The Minister of Inclusion, Social Security and Migration, José Luís Escrivá, considers that “a cultural change is needed in Spain” to follow the European trend of working more and more between 55 and 70 or 75 years.
In an interview to the ARA newspaper collected this Sunday for Europe Press, he has assured: “At this ages, for demographic and quality of life reasons, you can work more. And Spain is a European anomaly: not only do not follow this trend but that
We reduce the proportion of over 55 years as active. ”
Asked in case the pension system is sustainable, it has responded that YES and has ensured that achieving the effective age of retirement approaching legal age is “the most powerful mechanism” for its sustainability, so the objective of the government is
That the disincentives for early retirement are more effective.
He has ensured that the central executive has the challenge of reducing the structural public deficit and has argued that in Spain there are no need new taxes but “evaluating” fiscal exemptions and benefits to see if they fulfill their role.
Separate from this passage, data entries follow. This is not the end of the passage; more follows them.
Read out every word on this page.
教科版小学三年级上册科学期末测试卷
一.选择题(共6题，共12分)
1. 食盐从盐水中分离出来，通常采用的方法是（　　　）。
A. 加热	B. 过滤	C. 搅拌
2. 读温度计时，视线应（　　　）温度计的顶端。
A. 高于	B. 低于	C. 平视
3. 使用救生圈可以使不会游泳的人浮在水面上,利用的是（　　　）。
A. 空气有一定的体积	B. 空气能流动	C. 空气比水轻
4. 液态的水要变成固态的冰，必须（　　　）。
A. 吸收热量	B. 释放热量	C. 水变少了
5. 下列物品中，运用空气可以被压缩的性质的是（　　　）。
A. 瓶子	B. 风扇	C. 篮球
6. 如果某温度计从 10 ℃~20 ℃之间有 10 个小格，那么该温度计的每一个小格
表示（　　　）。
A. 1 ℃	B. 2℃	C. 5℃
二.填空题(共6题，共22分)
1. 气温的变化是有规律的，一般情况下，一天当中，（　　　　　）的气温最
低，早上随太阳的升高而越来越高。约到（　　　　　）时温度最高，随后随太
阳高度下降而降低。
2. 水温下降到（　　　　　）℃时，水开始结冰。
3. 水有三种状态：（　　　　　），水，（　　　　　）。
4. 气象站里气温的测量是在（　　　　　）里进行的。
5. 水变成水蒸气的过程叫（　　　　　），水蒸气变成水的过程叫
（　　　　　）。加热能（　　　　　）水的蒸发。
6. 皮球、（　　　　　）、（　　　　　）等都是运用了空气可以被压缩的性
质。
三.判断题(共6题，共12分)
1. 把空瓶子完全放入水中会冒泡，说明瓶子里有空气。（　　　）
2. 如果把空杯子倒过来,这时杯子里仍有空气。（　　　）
He has affirmed that youth occupation does not replace the senior and he has advocated “generating dynamics within the companies so that people of a certain age are changing their activity, hours of work, dedication …”.
For Escrivá, we must promote regular and orderly migration mechanisms, in their words, which respond to the needs of the labor market, and has regretted that the current model generates “irregular immigration bags widely extended in time”.
He has opted for training for workers affected by the temporary regulation of employment (ERTE) and has sustained that “if something is needed in Spain are the mechanisms of dual training and within the companies.”
He has affirmed that the bulk of autonomists who were “protected” by the extraordinary unemployment will come to receive aid in forms of exemptions to maintain their activity and, on the other hand, has attorned for penalizing the abuse of very short contracts.
It has said that the Government has granted 350,000 requests for minimum vital income (IMV) –28,000 of which in Catalonia – but has regretted that many people who had identified as potential beneficiaries have not asked for help, so that
They are designing a survey to address them.
He has also assured that many requests have been rejected, because “there is a great distance between the perception that one has on how poor and about its situation of vulnerability and reality,” and has defended that the bulk of beneficiaries of autonomous rentals have
Order the IMV.
He added, in relation to the management of the crisis of the Coronavirus, which in any other country in Europe has been given exonerations for active workers.